Dhl E Auto

DHL-E-Auto

Der Wettbewerb - Hersteller und Logistiker - wird zu Recht nervös. Die Firma bestreitet die Schwierigkeiten. war ein billiger Lieferwagen, der nicht voll entwickelt war. Das Modell an der Packstation in der Venloer Straße in Ehrenfeld. Der Wagen geht einfach mehrmals am Tag aus.

Mitarbeiter haben Berührungsängste mit DHL-Elektroautos - Economy

Eine neue und umweltfreundliche Variante zu konventionellen Zustellfahrzeugen präsentiert die DPAG mit der Vorstellung ihrer Elektrofahrzeuge in diesem Jahr. Aber in den kalten Monaten gibt es immer mehr Schwierigkeiten mit dem so genannten Straßenroller. Die Tageszeitung "Die Welt" berichtete in einem Online-Artikel, dass in der Mitte der Straße stehende Wagen, Defekte im Heizsystem und unsicheres Zustellpersonal sind.

"Rund 5.000 Straßenroller der Deutsche Postbank sind bereits im Einsatz, in den kommenden Jahren werden es voraussichtlich 30.000 Elektroautos sein. Die Firma beabsichtigt auch, ein neues Werk zur Herstellung der Kraftfahrzeuge zu bauen. Gleichzeitig beklagen sich die Mitarbeitenden der Schweizerischen Bundespost zunehmend über das Problem der E-Vans.

Der Einsatz von Fahrzeugen ist für viele eine "unglaubliche psychologische Belastung", wie es im Beitrag "Welt" heisst.
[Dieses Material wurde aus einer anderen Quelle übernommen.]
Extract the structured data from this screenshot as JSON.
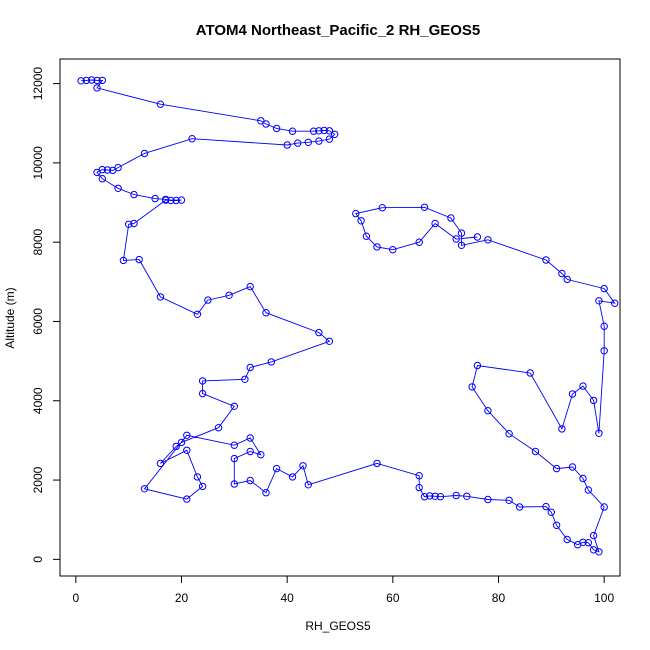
{
  "chart_data": {
    "type": "line",
    "title": "ATOM4 Northeast_Pacific_2 RH_GEOS5",
    "xlabel": "RH_GEOS5",
    "ylabel": "Altitude (m)",
    "xlim": [
      -3,
      103
    ],
    "ylim": [
      -420,
      12620
    ],
    "xticks": [
      "0",
      "20",
      "40",
      "60",
      "80",
      "100"
    ],
    "yticks": [
      "0",
      "2000",
      "4000",
      "6000",
      "8000",
      "10000",
      "12000"
    ],
    "xtick_values": [
      0,
      20,
      40,
      60,
      80,
      100
    ],
    "ytick_values": [
      0,
      2000,
      4000,
      6000,
      8000,
      10000,
      12000
    ],
    "series": [
      {
        "color": "#0000ff",
        "marker": "circle-open",
        "points": [
          [
            1,
            12070
          ],
          [
            2,
            12080
          ],
          [
            3,
            12090
          ],
          [
            4,
            12080
          ],
          [
            5,
            12080
          ],
          [
            4,
            11890
          ],
          [
            16,
            11480
          ],
          [
            35,
            11060
          ],
          [
            36,
            10980
          ],
          [
            38,
            10870
          ],
          [
            41,
            10800
          ],
          [
            45,
            10800
          ],
          [
            46,
            10810
          ],
          [
            47,
            10820
          ],
          [
            48,
            10810
          ],
          [
            49,
            10720
          ],
          [
            48,
            10600
          ],
          [
            46,
            10550
          ],
          [
            44,
            10520
          ],
          [
            42,
            10500
          ],
          [
            40,
            10450
          ],
          [
            22,
            10610
          ],
          [
            13,
            10240
          ],
          [
            8,
            9880
          ],
          [
            7,
            9810
          ],
          [
            6,
            9820
          ],
          [
            5,
            9830
          ],
          [
            4,
            9760
          ],
          [
            5,
            9600
          ],
          [
            8,
            9360
          ],
          [
            11,
            9200
          ],
          [
            15,
            9100
          ],
          [
            17,
            9080
          ],
          [
            18,
            9050
          ],
          [
            19,
            9050
          ],
          [
            20,
            9060
          ],
          [
            17,
            9060
          ],
          [
            11,
            8470
          ],
          [
            10,
            8450
          ],
          [
            9,
            7540
          ],
          [
            12,
            7560
          ],
          [
            16,
            6620
          ],
          [
            23,
            6180
          ],
          [
            25,
            6540
          ],
          [
            29,
            6660
          ],
          [
            33,
            6880
          ],
          [
            36,
            6220
          ],
          [
            46,
            5720
          ],
          [
            48,
            5500
          ],
          [
            37,
            4980
          ],
          [
            33,
            4840
          ],
          [
            32,
            4540
          ],
          [
            24,
            4500
          ],
          [
            24,
            4180
          ],
          [
            30,
            3860
          ],
          [
            27,
            3320
          ],
          [
            20,
            2950
          ],
          [
            19,
            2850
          ],
          [
            16,
            2420
          ],
          [
            21,
            2750
          ],
          [
            23,
            2080
          ],
          [
            24,
            1840
          ],
          [
            21,
            1520
          ],
          [
            13,
            1780
          ],
          [
            21,
            3130
          ],
          [
            30,
            2880
          ],
          [
            33,
            3060
          ],
          [
            35,
            2640
          ],
          [
            33,
            2720
          ],
          [
            30,
            2540
          ],
          [
            30,
            1900
          ],
          [
            33,
            1990
          ],
          [
            36,
            1680
          ],
          [
            38,
            2290
          ],
          [
            41,
            2080
          ],
          [
            43,
            2360
          ],
          [
            44,
            1880
          ],
          [
            57,
            2420
          ],
          [
            65,
            2110
          ],
          [
            65,
            1810
          ],
          [
            66,
            1580
          ],
          [
            67,
            1600
          ],
          [
            68,
            1590
          ],
          [
            69,
            1580
          ],
          [
            72,
            1610
          ],
          [
            74,
            1590
          ],
          [
            78,
            1510
          ],
          [
            82,
            1490
          ],
          [
            84,
            1320
          ],
          [
            89,
            1330
          ],
          [
            90,
            1190
          ],
          [
            91,
            860
          ],
          [
            93,
            500
          ],
          [
            95,
            370
          ],
          [
            96,
            430
          ],
          [
            97,
            420
          ],
          [
            98,
            240
          ],
          [
            99,
            190
          ],
          [
            98,
            600
          ],
          [
            100,
            1320
          ],
          [
            97,
            1750
          ],
          [
            96,
            2040
          ],
          [
            94,
            2330
          ],
          [
            91,
            2290
          ],
          [
            87,
            2720
          ],
          [
            82,
            3170
          ],
          [
            78,
            3750
          ],
          [
            75,
            4350
          ],
          [
            76,
            4890
          ],
          [
            86,
            4700
          ],
          [
            92,
            3290
          ],
          [
            94,
            4170
          ],
          [
            96,
            4370
          ],
          [
            98,
            4010
          ],
          [
            99,
            3180
          ],
          [
            100,
            5260
          ],
          [
            100,
            5880
          ],
          [
            99,
            6520
          ],
          [
            102,
            6460
          ],
          [
            100,
            6830
          ],
          [
            93,
            7060
          ],
          [
            92,
            7210
          ],
          [
            89,
            7550
          ],
          [
            78,
            8060
          ],
          [
            73,
            7920
          ],
          [
            73,
            8230
          ],
          [
            71,
            8610
          ],
          [
            66,
            8880
          ],
          [
            58,
            8870
          ],
          [
            53,
            8720
          ],
          [
            54,
            8540
          ],
          [
            55,
            8150
          ],
          [
            57,
            7880
          ],
          [
            60,
            7810
          ],
          [
            65,
            8000
          ],
          [
            68,
            8470
          ],
          [
            72,
            8080
          ],
          [
            76,
            8130
          ]
        ]
      }
    ],
    "grid": false,
    "legend": "none"
  }
}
Aber auch der Konzernbetriebsrat der Deutsche Postbank beklagt Fehler: Die maximale Reichweiten von 70 Kilometer sind viel zu kurz, das Heizsystem ist unzureichend und einige Briefträger haben wegen der leichten Bauweise der Autos Unfälle zu befürchten.

Hinzu kommt, dass nur wenige Reparaturwerkstätten für die Instandsetzung geeignet sind, Ladesäulen in ländlicher Umgebung nicht vorhanden sind sowie ein Pannenservice für die Straßenroller. Auch kritisiert der Konzernbetriebsrat den Umgang mit den Problemen: "Die Lösung der Aufgaben wäre viel bedeutender, als ständig in der Fachpresse zu verkünden, wie groß dieses Instrument ist.

Die Firma selbst leugnet jegliche Schwierigkeiten, auch auf Wunsch der "Welt". Mit dem Straßenroller gibt es kein Problem im Winter, sagt ein Sprechers.

"Katastrophe StreetScooter" in Hamburg: DHL-Lieferanten sind verzweifelt über Elektroautos

DHL-Lieferanten stehen verzweifelt auf dem StreetScooter: "Wir sind am Ende unserer Kräfte. Der Wagen geht nur ein paar Mal am Tag aus. Wir sind die Meerschweinchen, und ich habe Angst um mein eigenes Überleben, weil dieses Auto nicht fahrtüchtig ist".

Am vergangenen Montagmorgen haben die DHL-Zusteller in der ZDF-Sendung "Wiso" ihre Wut über den Straßenroller geäußert. Die DHL Tochter Firma streetcooter produziert bis zu 15.000 Elektrofahrzeuge pro Jahr im eigenen Betrieb in der Stadt. Das Umweltargument, aber auch der eskalierende Dieselskandal führten dazu, dass der Straßenroller zum Bestseller wurde.

Nach Grundlers Worten stimmt die Kritiken im TV-Bericht nicht mit den Reaktionen aus dem bundesweiten Betrieb der 3.000 StreetScooters überein.